Literature of nineteenth century Calcutta
A voluminous literature has grown up around the social life and culture of nineteenth century Calcutta, in both English and Bengali. Contemporary sketches by travelers and inhabitants (H. E. Busteed's Echoes of Old Calcutta, 1897; E. Heber's Narrative of a Journey through the Upper Provinces of India, 1828; George H. Johnson's The Stranger in India, or Three Tears in Calcutta, 1843 are only a few among the vast literature of reminiscences by contemporaries) throw interesting light on the daily lifestyle of both the British settlers and the indigenous elite. The indigenous lower orders loom vaguely in the background in these accounts, and any description of their manners or culture that might appear there is only incidental.
Study of Calcutta's economic, social and cultural history
Serious academic studies have been made in the present century on different facets of Calcutta's economic, social and cultural history. Dr Pradip Sinha's Calcutta in Urban History (1978) and S. N. Mukherjee's Calcutta Myth and History (1977) trace the growth of Calcutta as a city and the composition of the elite in the early years. These two important studies on Calcutta deal primarily with the urbanization process leading to the physical-spatial differences in the city and the resultant rise of new power relationships. Mukherjee's book in particular draws exhaustively on census reports, archival material, literary works, travel accounts, etc. to analyze the class, caste and political situation in the city during the first three decades of the nineteenth century. But while both the studies frequently draw upon contemporary cultural products mainly the literary products of the Bengali elite as sources for studying urbanization, an analysis of the cultural products in their own right and on their own terms, as expressions of social attitudes of certain groups, is outside the scope of their survey framework.
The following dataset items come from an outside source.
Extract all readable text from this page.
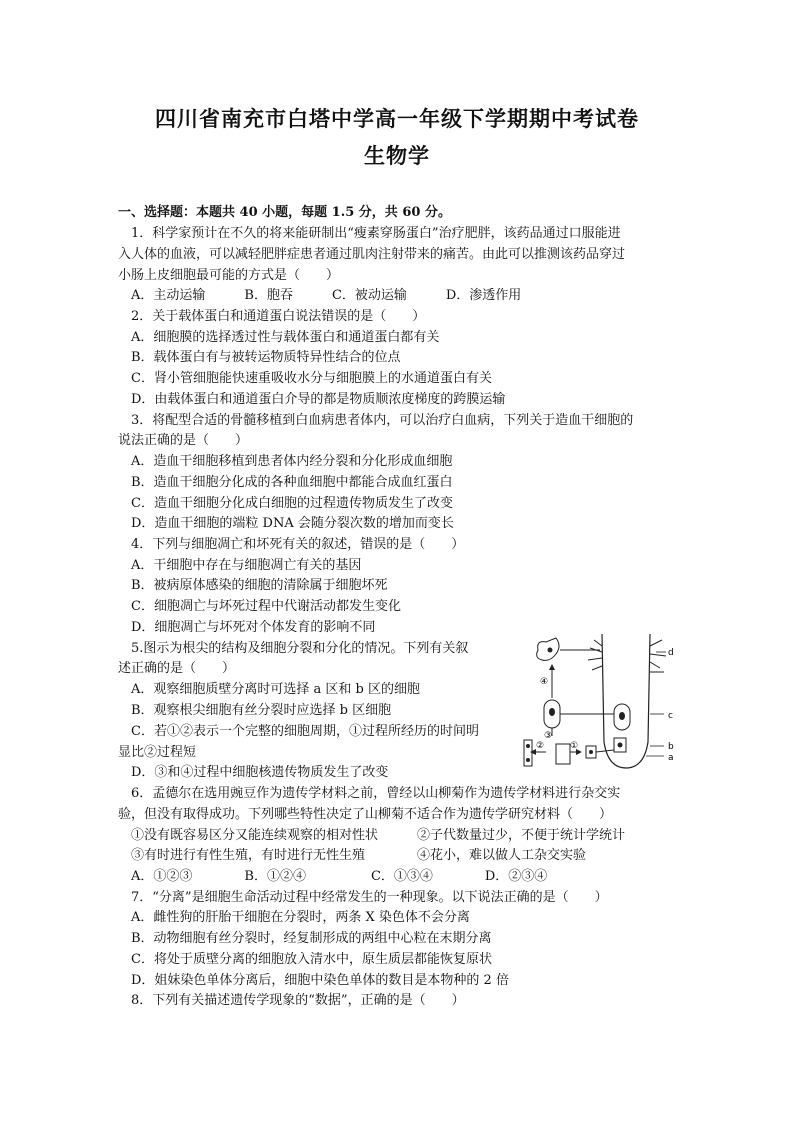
四川省南充市白塔中学高一年级下学期期中考试卷
生物学
一、选择题：本题共 40 小题，每题 1.5 分，共 60 分。
　1．科学家预计在不久的将来能研制出“瘦素穿肠蛋白”治疗肥胖，该药品通过口服能进
入人体的血液，可以减轻肥胖症患者通过肌肉注射带来的痛苦。由此可以推测该药品穿过
小肠上皮细胞最可能的方式是（　　）
　A．主动运输　　　B．胞吞　　　C．被动运输　　　D．渗透作用
　2．关于载体蛋白和通道蛋白说法错误的是（　　）
　A．细胞膜的选择透过性与载体蛋白和通道蛋白都有关
　B．载体蛋白有与被转运物质特异性结合的位点
　C．肾小管细胞能快速重吸收水分与细胞膜上的水通道蛋白有关
　D．由载体蛋白和通道蛋白介导的都是物质顺浓度梯度的跨膜运输
　3．将配型合适的骨髓移植到白血病患者体内，可以治疗白血病，下列关于造血干细胞的
说法正确的是（　　）
　A．造血干细胞移植到患者体内经分裂和分化形成血细胞
　B．造血干细胞分化成的各种血细胞中都能合成血红蛋白
　C．造血干细胞分化成白细胞的过程遗传物质发生了改变
　D．造血干细胞的端粒 DNA 会随分裂次数的增加而变长
　4．下列与细胞凋亡和坏死有关的叙述，错误的是（　　）
　A．干细胞中存在与细胞凋亡有关的基因
　B．被病原体感染的细胞的清除属于细胞坏死
　C．细胞凋亡与坏死过程中代谢活动都发生变化
　D．细胞凋亡与坏死对个体发育的影响不同
　5.图示为根尖的结构及细胞分裂和分化的情况。下列有关叙
述正确的是（　　）
　A．观察细胞质壁分离时可选择 a 区和 b 区的细胞
　B．观察根尖细胞有丝分裂时应选择 b 区细胞
　C．若①②表示一个完整的细胞周期，①过程所经历的时间明
显比②过程短
　D．③和④过程中细胞核遗传物质发生了改变
d
c
b
a
①
②
③
④
　6．孟德尔在选用豌豆作为遗传学材料之前，曾经以山柳菊作为遗传学材料进行杂交实
验，但没有取得成功。下列哪些特性决定了山柳菊不适合作为遗传学研究材料（　　）
　①没有既容易区分又能连续观察的相对性状　　　②子代数量过少，不便于统计学统计
　③有时进行有性生殖，有时进行无性生殖　　　　④花小，难以做人工杂交实验
　A．①②③　　　　B．①②④　　　　　C．①③④　　　　D．②③④
　7．“分离”是细胞生命活动过程中经常发生的一种现象。以下说法正确的是（　　）
　A．雌性狗的肝胎干细胞在分裂时，两条 X 染色体不会分离
　B．动物细胞有丝分裂时，经复制形成的两组中心粒在末期分离
　C．将处于质壁分离的细胞放入清水中，原生质层都能恢复原状
　D．姐妹染色单体分离后，细胞中染色单体的数目是本物种的 2 倍
　8．下列有关描述遗传学现象的“数据”，正确的是（　　）
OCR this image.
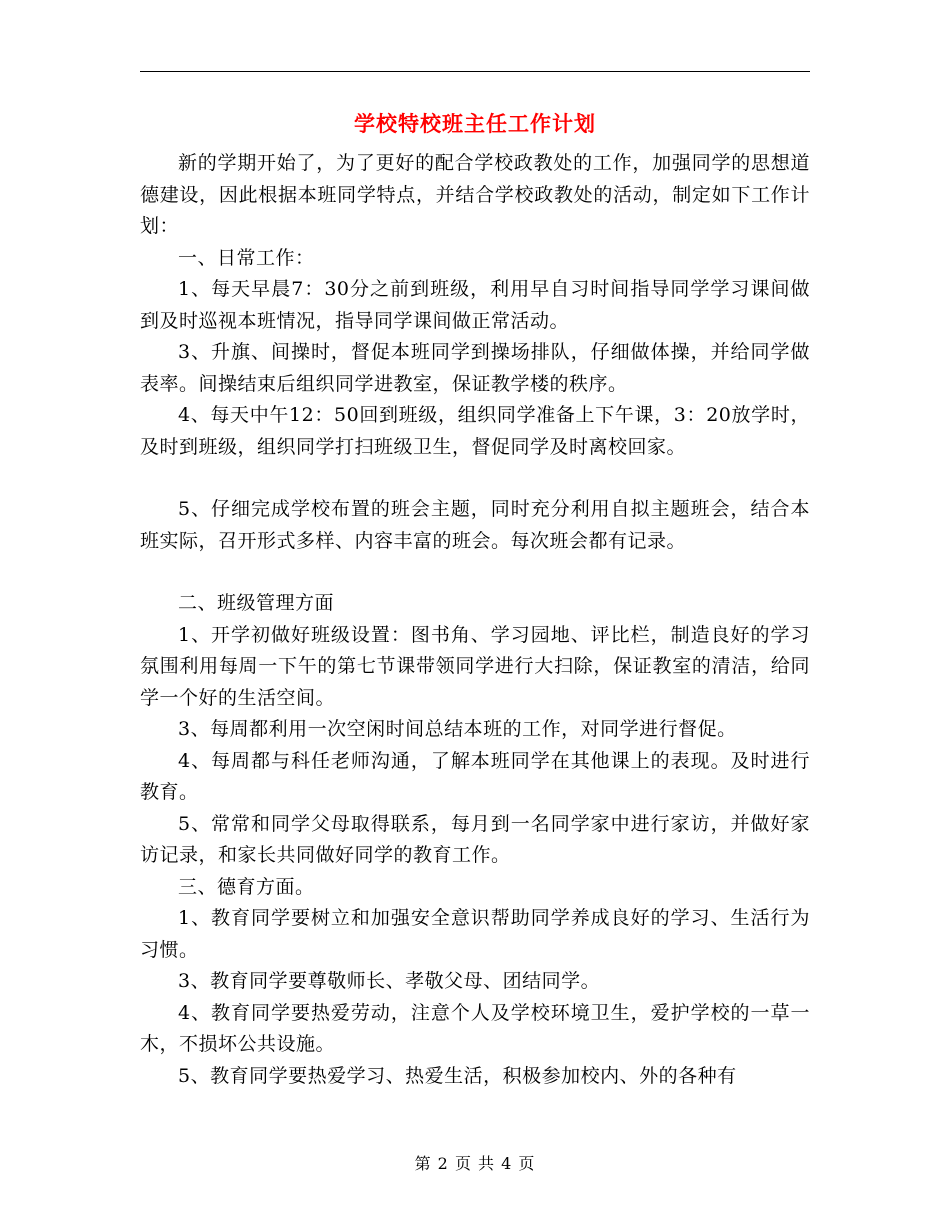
学校特校班主任工作计划

新的学期开始了，为了更好的配合学校政教处的工作，加强同学的思想道德建设，因此根据本班同学特点，并结合学校政教处的活动，制定如下工作计划：

一、日常工作：

1、每天早晨7：30分之前到班级，利用早自习时间指导同学学习课间做到及时巡视本班情况，指导同学课间做正常活动。

3、升旗、间操时，督促本班同学到操场排队，仔细做体操，并给同学做表率。间操结束后组织同学进教室，保证教学楼的秩序。

4、每天中午12：50回到班级，组织同学准备上下午课，3：20放学时，及时到班级，组织同学打扫班级卫生，督促同学及时离校回家。

5、仔细完成学校布置的班会主题，同时充分利用自拟主题班会，结合本班实际，召开形式多样、内容丰富的班会。每次班会都有记录。

二、班级管理方面

1、开学初做好班级设置：图书角、学习园地、评比栏，制造良好的学习氛围利用每周一下午的第七节课带领同学进行大扫除，保证教室的清洁，给同学一个好的生活空间。

3、每周都利用一次空闲时间总结本班的工作，对同学进行督促。

4、每周都与科任老师沟通，了解本班同学在其他课上的表现。及时进行教育。

5、常常和同学父母取得联系，每月到一名同学家中进行家访，并做好家访记录，和家长共同做好同学的教育工作。

三、德育方面。

1、教育同学要树立和加强安全意识帮助同学养成良好的学习、生活行为习惯。

3、教育同学要尊敬师长、孝敬父母、团结同学。

4、教育同学要热爱劳动，注意个人及学校环境卫生，爱护学校的一草一木，不损坏公共设施。

5、教育同学要热爱学习、热爱生活，积极参加校内、外的各种有

第 2 页 共 4 页
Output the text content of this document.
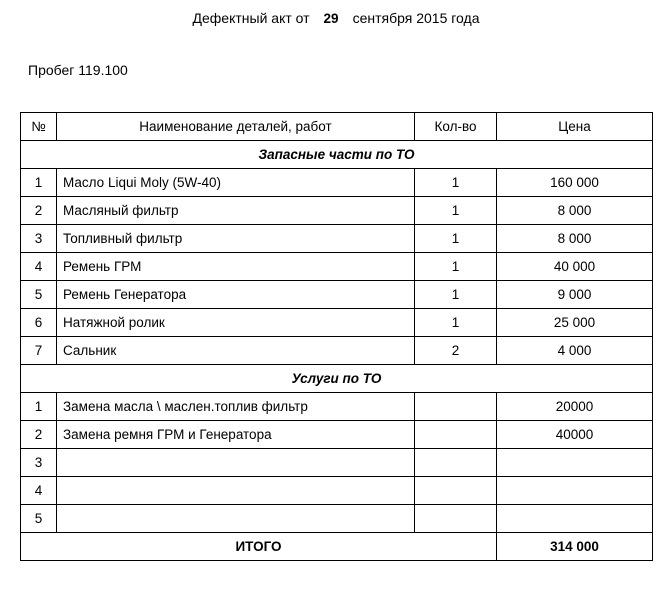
Дефектный акт от	29	сентября 2015 года
Пробег 119.100
№	Наименование деталей, работ	Кол-во	Цена
Запасные части по ТО			
1	Масло Liqui Moly (5W-40)	1	160 000
2	Масляный фильтр	1	8 000
3	Топливный фильтр	1	8 000
4	Ремень ГРМ	1	40 000
5	Ремень Генератора	1	9 000
6	Натяжной ролик	1	25 000
7	Сальник	2	4 000
Услуги по ТО			
1	Замена масла \ маслен.топлив фильтр		20000
2	Замена ремня ГРМ и Генератора		40000
3			
4			
5			
ИТОГО			314 000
Development of the nineteenth century Bengali elite
Quite a number of books have been written on the growth and development of the nineteenth century Bengali elite, with particular reference to their ideological views. Susobhan Sarkar's On the Bengal Renaissance (1946) deals with the differences between the so-called 'modernists' and 'conservatives' among the elite and their respective response to British administrative policies. A. F. S. Ahmed's Social Ideas and Social Change in Bengal (1818-1835) (1965) is a highly documented account of the impact of colonial economic policies on the emerging elite, the division between the land-owning 'conservatives' and the 'liberal' merchants, and the latter's support of free trade and colonization by private British business interests. David Kopf's British Orientalism and the Bengal Renaissance 1773-1835 (1969) deals primarily with the educational policies of the British government, passing from the orientalist phase to the Anglicist phase of Macaulay, and how the Bengali intelligentsia responded to them. In these books too the cultural products are referred to only as sources. Although Kopf's study throws some light on educational experiments directed at the lower orders and how such experiments were abandoned because of various socio-economic reasons, the culture of the lower orders as a separate entity is absent from the purview of the study.
Some literatures of nineteenth century Calcutta
Benoy Ghose in his Bengali books Bdngldr Sdmdjik Itihdser Dhdrd (1968) and Kdlpenchdr Rachand Sangraha (1969) did pioneering work in drawing attention to the major forms of Calcutta's nineteenth century urban folk culture and in underlining the reflection of contemporary social developments in those products. Bireshwar Bandyopadhyay's Banglddesher Sawng Prasangey (1972) is another original study of an interesting urban folk form the pantomime, which in nineteenth century Calcutta was a powerful weapon in the hands of the lower orders for deriding the upper classes. W. G. Archer's Bazaar Paintings of Calcutta (1953), and the more recent Kalighat Painting (1986), published by the Santiniketan Kala Bhavana, are interesting attempts to collect and interpret the most important form of visual folk art that flourished in nineteenth century Calcutta.